The activity per ml of a solution of radioactive substances is x.How much water be added to 200 ml of this so that the acitivity falls to x//20 per ml after 4 half-lives ?

To solve the problem, we need to determine how much water should be added to a 200 ml solution of a radioactive substance so that its activity per ml falls to \( \frac{x}{20} \) after 4 half-lives. ### Step-by-step Solution: 1. **Determine Initial Activity:** The initial activity of the solution can be calculated as: \[ \text{Initial Activity} = \text{Volume} \times \text{Activity per ml} = 200 \, \text{ml} \times x = 200x \] **Hint:** Remember that the total activity is the product of the volume of the solution and the activity per unit volume. 2. **Determine Final Activity After 4 Half-Lives:** After 4 half-lives, the activity can be expressed using the formula: \[ A = A_0 \left( \frac{1}{2} \right)^n \] where \( A_0 \) is the initial activity, \( n \) is the number of half-lives, and \( A \) is the final activity. Here, \( n = 4 \): \[ A = 200x \left( \frac{1}{2} \right)^4 = 200x \times \frac{1}{16} = \frac{200x}{16} = 12.5x \] **Hint:** The activity decreases exponentially with each half-life, so use the half-life formula to find the final activity. 3. **Set Up the Equation for Final Activity:** We know that the final activity per ml after dilution is \( \frac{x}{20} \).

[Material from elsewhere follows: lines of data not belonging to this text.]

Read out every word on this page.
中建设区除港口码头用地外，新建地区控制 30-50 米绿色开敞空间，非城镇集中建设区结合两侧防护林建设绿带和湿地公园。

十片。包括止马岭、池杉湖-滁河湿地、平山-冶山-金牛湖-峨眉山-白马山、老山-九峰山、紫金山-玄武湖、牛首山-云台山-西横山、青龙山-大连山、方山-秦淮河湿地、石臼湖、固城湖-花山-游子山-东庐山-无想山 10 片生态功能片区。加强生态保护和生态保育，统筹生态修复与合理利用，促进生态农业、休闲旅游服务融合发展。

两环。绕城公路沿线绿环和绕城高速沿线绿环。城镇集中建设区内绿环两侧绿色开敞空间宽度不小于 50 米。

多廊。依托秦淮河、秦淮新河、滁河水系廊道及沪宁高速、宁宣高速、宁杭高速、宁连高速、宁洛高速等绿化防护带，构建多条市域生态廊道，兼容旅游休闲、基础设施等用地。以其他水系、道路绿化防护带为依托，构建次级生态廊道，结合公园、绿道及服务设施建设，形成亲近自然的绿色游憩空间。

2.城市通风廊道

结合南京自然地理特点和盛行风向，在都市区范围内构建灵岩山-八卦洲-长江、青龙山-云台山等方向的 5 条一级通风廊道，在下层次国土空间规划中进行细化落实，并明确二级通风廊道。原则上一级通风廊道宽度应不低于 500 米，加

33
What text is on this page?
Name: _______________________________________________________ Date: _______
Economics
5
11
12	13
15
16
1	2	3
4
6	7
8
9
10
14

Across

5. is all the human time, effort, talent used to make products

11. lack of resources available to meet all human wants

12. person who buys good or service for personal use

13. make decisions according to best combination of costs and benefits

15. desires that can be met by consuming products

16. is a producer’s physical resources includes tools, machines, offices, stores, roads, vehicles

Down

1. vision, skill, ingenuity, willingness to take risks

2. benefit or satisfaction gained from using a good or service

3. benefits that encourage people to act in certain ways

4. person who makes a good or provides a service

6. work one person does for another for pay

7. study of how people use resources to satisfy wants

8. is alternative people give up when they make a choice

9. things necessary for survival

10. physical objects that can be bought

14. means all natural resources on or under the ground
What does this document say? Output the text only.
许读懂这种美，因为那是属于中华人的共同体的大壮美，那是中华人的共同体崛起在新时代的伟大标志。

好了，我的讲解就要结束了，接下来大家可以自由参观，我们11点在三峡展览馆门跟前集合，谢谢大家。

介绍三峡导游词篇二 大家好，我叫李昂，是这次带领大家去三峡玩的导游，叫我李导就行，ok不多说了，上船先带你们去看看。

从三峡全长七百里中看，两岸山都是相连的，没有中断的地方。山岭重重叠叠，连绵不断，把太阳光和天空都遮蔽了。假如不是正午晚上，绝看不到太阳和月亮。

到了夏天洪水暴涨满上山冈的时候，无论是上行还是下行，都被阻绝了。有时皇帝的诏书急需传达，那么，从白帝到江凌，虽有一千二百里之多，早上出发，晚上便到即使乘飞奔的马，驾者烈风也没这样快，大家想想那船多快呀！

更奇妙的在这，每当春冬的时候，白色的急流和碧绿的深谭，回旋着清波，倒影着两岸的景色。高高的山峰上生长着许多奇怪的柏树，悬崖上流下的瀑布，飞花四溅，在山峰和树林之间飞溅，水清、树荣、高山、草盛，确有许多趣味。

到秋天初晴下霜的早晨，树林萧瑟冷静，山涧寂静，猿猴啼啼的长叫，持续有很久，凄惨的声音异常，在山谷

If we denote the final volume of the solution as \( V \), then: \[ \text{Final Activity} = V \times \frac{x}{20} \] Setting the two expressions for final activity equal gives: \[ V \times \frac{x}{20} = 12.5x \] **Hint:** Equate the expression for final activity derived from the half-life decay to the diluted activity expression. 4. **Solve for Final Volume \( V \):** Dividing both sides by \( x \) (assuming \( x \neq 0 \)): \[ V \times \frac{1}{20} = 12.5 \implies V = 12.5 \times 20 = 250 \, \text{ml} \] **Hint:** When solving for \( V \), ensure to isolate it properly by multiplying both sides by 20. 5. **Calculate the Volume of Water to be Added:** The amount of water to be added is the difference between the final volume and the initial volume: \[ \text{Volume of Water} = V - \text{Initial Volume} = 250 \, \text{ml} - 200 \, \text{ml} = 50 \, \text{ml} \] **Hint:** The volume of water added is simply the final volume minus the initial volume. ### Final Answer: The amount of water that must be added is **50 ml**.